Impossible de se figurer le noir (absolu), le froid (2 à 3 °C) et la pression (700 fois l’atmosphère à 6 000 mètres) qui y règnent. A 2 600 mètres, Jozée Sarrazin a observé des sources hydrothermales, dont l’existence est connue depuis 1977 :
«Le plancher océanique est très fracturé au niveau des dorsales. L’eau s’infiltre dans les chambres magmatiques, se réchauffe, s’enrichit en éléments métalliques et ressort en formant de grandes cheminées de sulfure de 10 à 15 mètres de hauteur, des fumeurs noirs. Dans l’interface entre l’eau qui jaillit à 300 °C et l’eau des abysses à 4 °C se développe toute une faune : crabes, crevettes, vers, escargots qui ressemblent à s’y méprendre à ceux que l’on connaît, et de nombreux petits organismes.
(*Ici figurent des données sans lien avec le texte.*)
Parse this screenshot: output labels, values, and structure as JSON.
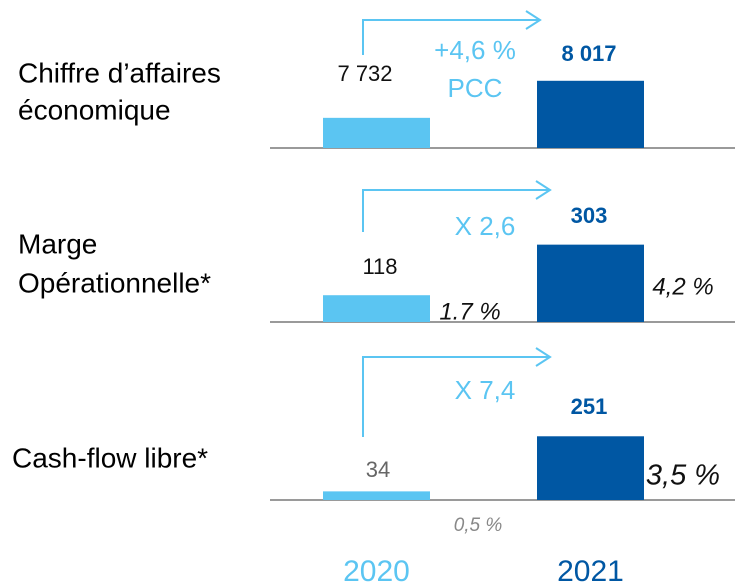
{
  "chart_data": [
    {
      "type": "bar",
      "title": [
        "Chiffre d’affaires",
        "économique"
      ],
      "values": [
        7732,
        8017
      ],
      "value_labels": [
        "7 732",
        "8 017"
      ],
      "colors": [
        "#5bc5f2",
        "#0057a3"
      ],
      "ylim": [
        7500,
        8100
      ],
      "annotations": [
        "+4,6 %",
        "PCC"
      ],
      "margins": []
    },
    {
      "type": "bar",
      "title": [
        "Marge",
        "Opérationnelle*"
      ],
      "values": [
        118,
        303
      ],
      "colors": [
        "#5bc5f2",
        "#0057a3"
      ],
      "ylim": [
        20,
        320
      ],
      "annotations": [
        "X 2,6"
      ],
      "margins": [
        "1.7 %",
        "4,2 %"
      ]
    },
    {
      "type": "bar",
      "title": [
        "Cash-flow libre*"
      ],
      "values": [
        34,
        251
      ],
      "colors": [
        "#5bc5f2",
        "#0057a3"
      ],
      "ylim": [
        0,
        260
      ],
      "annotations": [
        "X 7,4"
      ],
      "margins": [
        "0,5 %",
        "3,5 %"
      ],
      "categories": [
        "2020",
        "2021"
      ]
    }
  ]
}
C’est une oasis dans un désert.»
A voir :Photographies d'animaux sur la dorsale médio-atlantique, entre 1 600 et 3 600 mètres de profondeur
Ces dernières décennies, les avancées technologiques ont permis de découvrir d'autres écosystèmes insoupçonnés : les champs de nodules (des galets riches en minerais tapissant le sol à 4 000 m), les carcasses de baleines, les coraux d'eau froide… Autant d'habitats qui abritent des espèces endémiques. «On n'a échantillonné la faune et la roche que d'une infime partie des océans ! L'immense majorité des espèces que l'on remonte des nodules de Clippertonsont inconnues», souligne Jozée Sarrazin, qui rappelle qu'on a découvert en 2008 une vie bactérienne dans des sédiments à 1 600 mètres sous le plancher océanique. Les perspectives pour les scientifiques sont gigantesques. Mais aussi aux yeux d'industriels de la pharmacie ou de l'énergie, qui lorgnent sur de potentielles ressources biologiques, pétrolifères ou minérales.
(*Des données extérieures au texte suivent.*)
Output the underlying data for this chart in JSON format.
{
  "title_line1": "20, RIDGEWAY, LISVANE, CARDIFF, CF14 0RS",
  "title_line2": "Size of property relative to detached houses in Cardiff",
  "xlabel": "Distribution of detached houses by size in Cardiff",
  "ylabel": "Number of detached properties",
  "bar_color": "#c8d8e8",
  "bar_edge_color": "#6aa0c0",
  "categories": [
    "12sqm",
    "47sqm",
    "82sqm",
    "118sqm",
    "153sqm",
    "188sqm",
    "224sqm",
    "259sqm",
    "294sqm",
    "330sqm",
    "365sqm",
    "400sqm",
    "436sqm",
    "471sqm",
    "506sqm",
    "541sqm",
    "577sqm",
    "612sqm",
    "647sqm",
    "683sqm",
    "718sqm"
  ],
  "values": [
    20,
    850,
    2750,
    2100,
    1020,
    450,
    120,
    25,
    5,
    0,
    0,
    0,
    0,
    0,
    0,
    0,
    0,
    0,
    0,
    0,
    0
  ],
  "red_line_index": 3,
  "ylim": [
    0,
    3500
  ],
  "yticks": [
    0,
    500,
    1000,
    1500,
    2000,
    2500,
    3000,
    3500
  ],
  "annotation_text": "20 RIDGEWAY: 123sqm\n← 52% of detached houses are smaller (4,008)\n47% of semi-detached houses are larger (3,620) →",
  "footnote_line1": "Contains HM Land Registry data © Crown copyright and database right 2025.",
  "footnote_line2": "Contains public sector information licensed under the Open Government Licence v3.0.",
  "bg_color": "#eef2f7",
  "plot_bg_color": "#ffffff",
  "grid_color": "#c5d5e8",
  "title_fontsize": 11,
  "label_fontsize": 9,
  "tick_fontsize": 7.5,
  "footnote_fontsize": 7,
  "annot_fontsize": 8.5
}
Faune : des espèces inconnues disparaissent en silence
Combien d'animaux reste-t-il à découvrir dans les océans ? Selon une étude publiée en 2012 dans Current Biology, on connaît 226 000 espèces marines pour un total évalué entre 700 000 et un million. Chaque année, 2 000 nouvelles espèces dont 150 poissons sont décrits, à partir d'échantillons de plusieurs individus et le plus souvent d'analyses ADN. Rien que cette année, une équipe d'océanographes a annoncé avoir trouvé plus de trente nouveaux poissons de récifs en explorant les Caraïbes, une autre levait le voile sur Pseudoliparis swirei, le poisson-limace des Mariannes, qui détient le record de profondeur (on l'a surpris à 8 178 mètres dans la fosse) et on a appris l'existence d'un hippocampe de la taille d'un grain de riz. Un florilège loin d'être exhaustif.
Himantolophus, le «poisson-football». (Photo Paulo de Oliveira. NHPA. Photoshot. Biosphoto)
Et les mystères océaniques ne se limitent pas aux espèces inconnues. «Des découvertes ahurissantes concernent aussi les comportements de poissons connus. Au sein d'une même espèce, on commence à découvrir que chaque individu peut avoir son caractère : il y a des poissons agressifs, des peureux…», raconte Vincent Laudet, directeur de l'observatoire océanologique de Banyuls-sur-Mer. Entre autres exemples, il nous apprend que «les poissons font autant de sons, et aussi complexes, que les oiseaux dans une forêt. Ils se répartissent l'espace sonore de façon à ne pas faire de brouillage entre espèces, recherchent des partenaires sexuels, écoutent leurs proies. On ne le savait pas du tout !» Sur son domaine de prédilection, les larves de poissons-clowns, de nombreuses questions demeurent : «Où vont les larves dans l'océan profond ? Nagent-elles en banc ou séparées ? Comment rejoignent-elles le récif quand elles se transforment en juvéniles ? Nul ne le sait, il n'y a pas d'observation.» Les perspectives de découvertes semblent sans fin… Sauf que la faune et la flore s'érodent : «Beaucoup d'espèces auront probablement disparu avant d'avoir été décrites. Parmi les poissons pélagiques de grande pêche – thon, espadon, sardine, requins… il ne reste que 10 % de la biomasse qu'on avait au début du XXe siècle.»